🎮 Escravos Virtuais

O futuro do trabalho é tão brilhante quanto parece?

Felipe
9 min readMay 15, 2020

Originalmente publicado na Paradigma.

As últimas décadas trouxeram rápida concentração de riqueza em boa parte do planeta, em contraste à mobilidade social que floresceu ao longo do século passado.

Porcentagem da renda que fica com os 1% mais ricos da população. A disparidade vem crescendo em países anglófonos, e estagnou no Japão e Europa Ocidental.

Oligarcas detém perto de 50% dos ativos em existência. Cinco empresas constituem 20% de toda capitalização de mercado do S&P 500. Bolsas de ações andam vibrantes — distanciadas socialmente da realidade do trabalhador médio.

A pandemia levou a uma expansão inédita da base monetária, canalizando dólares fresquinhos para instrumentos financeiros, e enriquecendo bancos hegemônicos e especuladores profissionais — não exatamente o tipo de gente que você acha que se beneficia com o Corona-voucher.

☁️ A Keiretsu Está na Nuvem

Keiretsu (系列) é um termo japonês que designa um modelo empresarial de coalizão. Interesses econômicos propelem integração vertical, horizontal e trans-setorial, formalizada com participações de capital compartilhadas. O exemplo mais citado é o do conglomerado entre Mitsubishi, o Banco de Tóquio e uma rede extensa de fornecedores e distribuidores no Japão.

O exemplo mais notável, hoje, é o das imperadoras da nuvem.

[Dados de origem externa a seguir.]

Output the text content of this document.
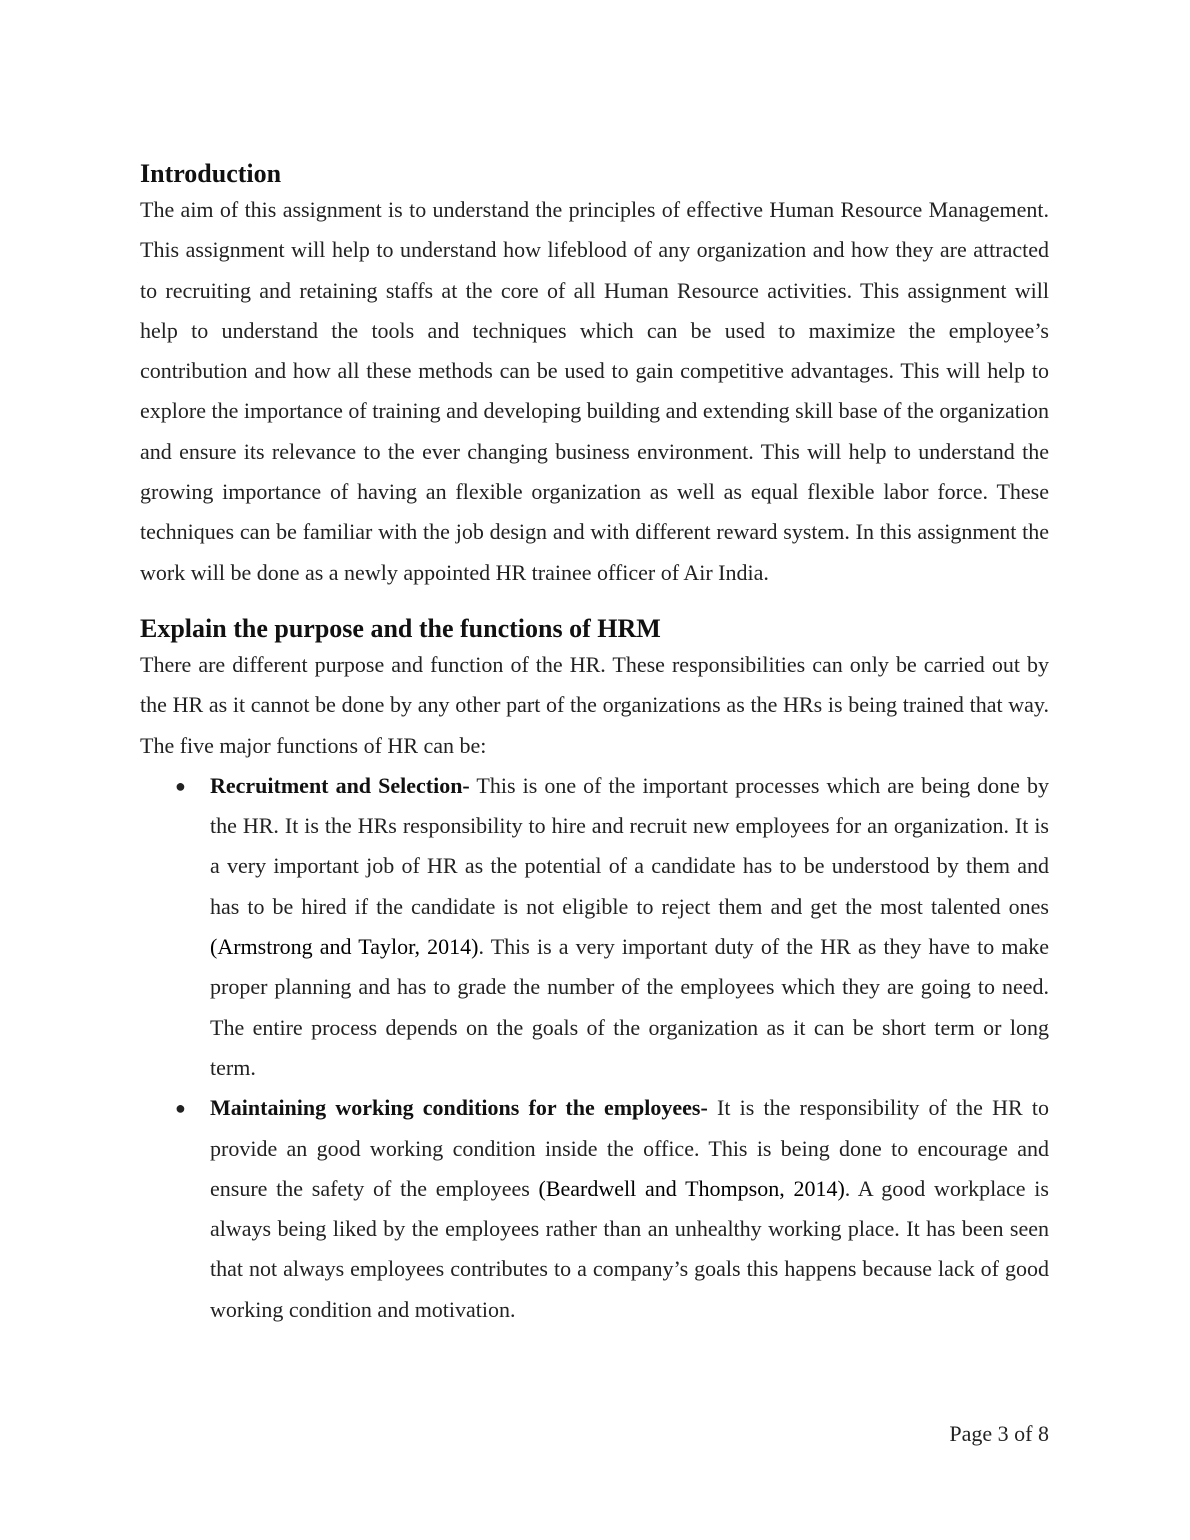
Introduction

The aim of this assignment is to understand the principles of effective Human Resource Management. This assignment will help to understand how lifeblood of any organization and how they are attracted to recruiting and retaining staffs at the core of all Human Resource activities. This assignment will help to understand the tools and techniques which can be used to maximize the employee’s contribution and how all these methods can be used to gain competitive advantages. This will help to explore the importance of training and developing building and extending skill base of the organization and ensure its relevance to the ever changing business environment. This will help to understand the growing importance of having an flexible organization as well as equal flexible labor force. These techniques can be familiar with the job design and with different reward system. In this assignment the work will be done as a newly appointed HR trainee officer of Air India.

Explain the purpose and the functions of HRM

There are different purpose and function of the HR. These responsibilities can only be carried out by the HR as it cannot be done by any other part of the organizations as the HRs is being trained that way. The five major functions of HR can be:

● Recruitment and Selection- This is one of the important processes which are being done by the HR. It is the HRs responsibility to hire and recruit new employees for an organization. It is a very important job of HR as the potential of a candidate has to be understood by them and has to be hired if the candidate is not eligible to reject them and get the most talented ones (Armstrong and Taylor, 2014). This is a very important duty of the HR as they have to make proper planning and has to grade the number of the employees which they are going to need. The entire process depends on the goals of the organization as it can be short term or long term.
● Maintaining working conditions for the employees- It is the responsibility of the HR to provide an good working condition inside the office. This is being done to encourage and ensure the safety of the employees (Beardwell and Thompson, 2014). A good workplace is always being liked by the employees rather than an unhealthy working place. It has been seen that not always employees contributes to a company’s goals this happens because lack of good working condition and motivation.
Page 3 of 8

Alibaba, Amazon, Google, Facebook aprisionam com efeitos de rede quem lhes fornece dados — você; adquirem concorrentes em marcha de guerra (quando não é possível, copiam-lhes); e dormem junto com os reguladores que legislam seus campos de batalha.

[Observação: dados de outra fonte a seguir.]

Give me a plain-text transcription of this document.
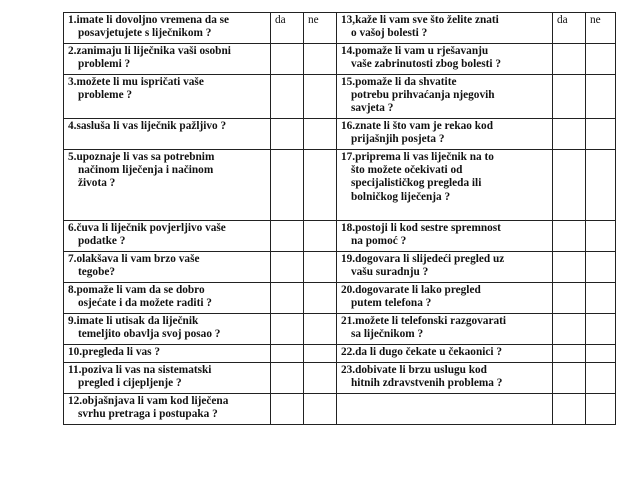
1.imate li dovoljno vremena da se
posavjetujete s liječnikom ?	da	ne	13,kaže li vam sve što želite znati
o vašoj bolesti ?	da	ne
2.zanimaju li liječnika vaši osobni
problemi ?			14.pomaže li vam u rješavanju
vaše zabrinutosti zbog bolesti ?		

3.možete li mu ispričati vaše
probleme ?			15.pomaže li da shvatite
potrebu prihvaćanja njegovih
savjeta ?		

4.sasluša li vas liječnik pažljivo ?			16.znate li što vam je rekao kod
prijašnjih posjeta ?		

5.upoznaje li vas sa potrebnim
načinom liječenja i načinom
života ?			17.priprema li vas liječnik na to
što možete očekivati od
specijalističkog pregleda ili
bolničkog liječenja ?		

6.čuva li liječnik povjerljivo vaše
podatke ?			18.postoji li kod sestre spremnost
na pomoć ?		

7.olakšava li vam brzo vaše
tegobe?			19.dogovara li slijedeći pregled uz
vašu suradnju ?		

8.pomaže li vam da se dobro
osjećate i da možete raditi ?			20.dogovarate li lako pregled
putem telefona ?		

9.imate li utisak da liječnik
temeljito obavlja svoj posao ?			21.možete li telefonski razgovarati
sa liječnikom ?		

10.pregleda li vas ?			22.da li dugo čekate u čekaonici ?		
11.poziva li vas na sistematski
pregled i cijepljenje ?			23.dobivate li brzu uslugu kod
hitnih zdravstvenih problema ?		

12.objašnjava li vam kod liječena
svrhu pretraga i postupaka ?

No meio da crise, como uma startup compete por talento com uma empresa destas, que dispõe de um caixa centi-bilionário para atrair novas promessas?

Do outro lado da “mesa”, metade dos lares norteamericanos (e muito mais, no Brasil) não tem sequer um centavo em poupanças de emergência. Incertezas se amontoam enquanto empregos evaporam.

Uma nova classe trabalhadora se forja entre a cruz e a espada: agarrar-se à lembrança dos salários de janeiro de 2020; ou aceitar jornadas maiores e remunerações menores, à mercê de uma Keiretsu qualquer?

Empregos perdidos nos EUA — percentual relativo ao pico anterior. Em vermelho, a disparada do desemprego em 2020. Em azul, o choque e a retomada em 2007/08.

Uma reação provável é o clamor generalizado pelo que se pode chamar de “socialismo oligárquico”: regime em que a noção de emprego é substituída por alocações arbitrárias de dinheiro recém-criado pelo Banco Central.

Popular no Vale do Silício, a ideia de se anestesiar a força de trabalho ociosa com crédito criado especificamente para esse propósito pode se revelar um dos legados mais duradouros da pandemia (antes da Renda Básica Universal, Marx falava em “esmola ao proletariado”).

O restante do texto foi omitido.